Eswatini 2004

Eswatini People

Yearbook 2004

Swaziland. After several years of drought, a quarter of the population needed food assistance. However, that did not prevent King Mswati from asking the government at the beginning of the year to build eleven palaces, one for each of his buildings. According to the Minister of Economic Planning, the project was included in the budget. At the end of the year, the king also bought a luxury car for half a million US dollars.  According to abbreviationfinder, WZ stands for Swaziland in text.

In February, the government announced national disaster conditions due to the drought and devastating HIV epidemic with nearly 40% of the population infected. Prime Minister Themba Dlamini appealed for international assistance in Swaziland’s humanitarian crisis.

According to CountryAAH, the total population in Eswatini is 1,160,175 people in 2020. The Speaker of Parliament declared in March that the King had forced him to leave his post. According to the President, the reason was that Parliament previously said no to the king’s request to buy at a taxpayer’s expense a private plan for the equivalent of over SEK 300 million.

Eswatini People

SWAZILAND. РTerritory of southern Africa belonging to Great Britain, of the extension of sq. Km. 17,300, located between the Transvaal, which borders it to N., O. and S., the province of Save in Portuguese East Africa and Natal (Zululand) which border it to E. Swaziland is located on the same escarpment of the Transvaal plateau, partly submontane region, with an average height of 1200 m., partly hilly (600 m.), partly low and slightly undulating (300 m.), and limited to E. by the marginal chain of the Ubombo Mountains. The territory is crossed by the Umgovuma and the Usutu, right tributaries of the Maputo, which flows into the bottom of the Delagoa bay, like Umbelosi, while the Umkomaas or Komati, which crosses the northern part, is instead a tributary of the Crocodile River. The soil, generally deriving from the disintegration of granite rocks, it is fertile; but the lower eastern part is very malarial. Citrus fruits, tropical fruits, tobacco, cotton, maize are grown; the woods produce good woods. Copious herds of oxen graze in the hilly area, the natives also have sheep and goats; moreover, the herds of Transvaal and Orange come in large numbers (up to 300,000 head) to overwinter in the fatty pastures of Swaziland. There are tin mines near Mbabane and gold mines; deposits of anthracite are also known in the sandstones of the eastern area. In 1926 the tin production amounted to £. 52,947, that of gold at Lst. 6342. The country has no railways:

Swaziland does not belong to the South African Union: it depends on the Colonial Office, i.e. directly on the government of the metropolis: it is run by the High Commissioner for South Africa and administered by a resident commissioner, based in Mbabane, a town with 249 residents Europeans, located in the elevated region, in a picturesque location and good climatic conditions. Here the advisory council meets, which deals exclusively with European affairs, while the Swazi leaders have exclusive jurisdiction in civil matters for the natives.

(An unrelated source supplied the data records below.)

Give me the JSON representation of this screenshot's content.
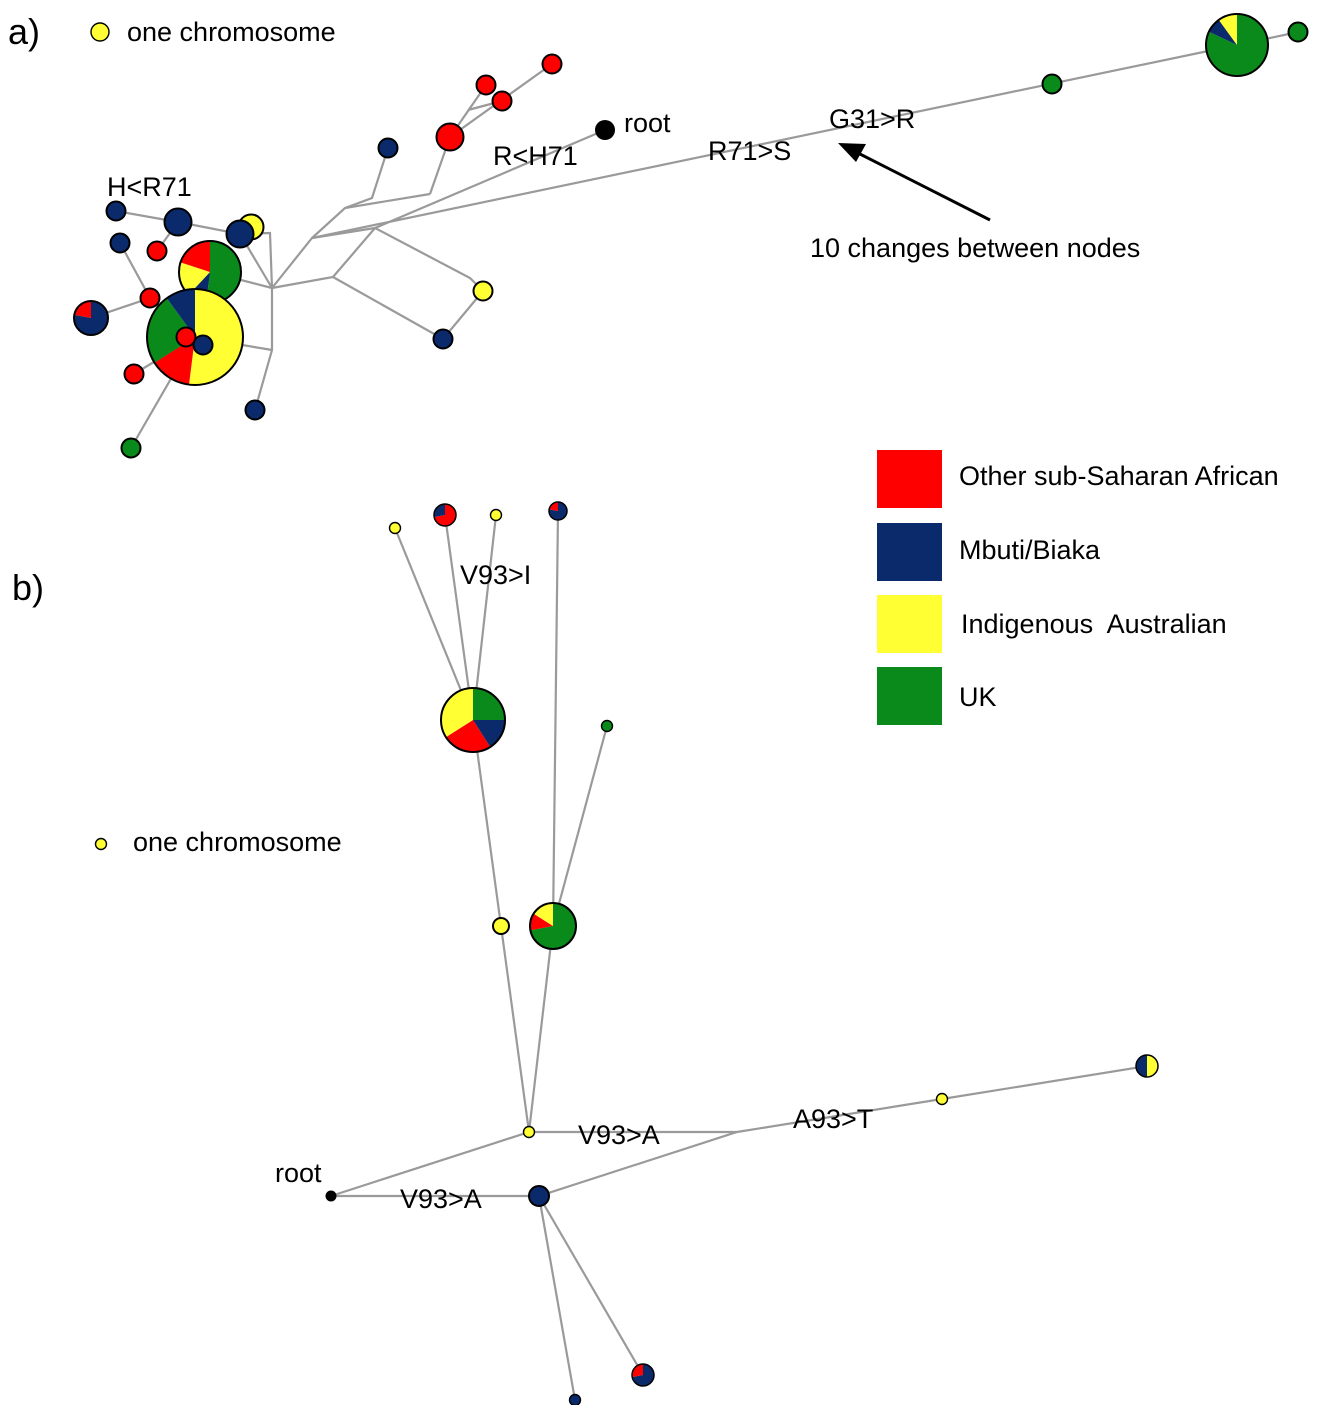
{
  "panel_a": {
    "label": "a)",
    "key_text": "one chromosome",
    "root_label": "root",
    "mutations": [
      "H<R71",
      "R<H71",
      "R71>S",
      "G31>R"
    ],
    "arrow_note": "10 changes between nodes"
  },
  "panel_b": {
    "label": "b)",
    "key_text": "one chromosome",
    "root_label": "root",
    "mutations": [
      "V93>I",
      "V93>A",
      "V93>A",
      "A93>T"
    ]
  },
  "legend": {
    "placement": "right",
    "entries": [
      {
        "label": "Other sub-Saharan African",
        "color": "#ff0000"
      },
      {
        "label": "Mbuti/Biaka",
        "color": "#0a2a6b"
      },
      {
        "label": "Indigenous  Australian",
        "color": "#ffff33"
      },
      {
        "label": "UK",
        "color": "#0a8a1a"
      }
    ]
  },
  "colors": {
    "red": "#ff0000",
    "blue": "#0a2a6b",
    "yellow": "#ffff33",
    "green": "#0a8a1a",
    "edge": "#9a9a9a",
    "root": "#000000"
  }
}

Other centers are: Bremersdorp, the ancient capital, Hlatikulu, Pigg’s Peak in the gold region, etc. In various localities there are missions and primary schools for indigenous people, for mestizos and for Europeans; Mbabane also has a secondary school for the latter. The indigenous population (110. 739 residents in 1921) is made up of the Swazi, a branch of the great Bantu stock; the Europeans in 1921 were 2205, the Asians 7.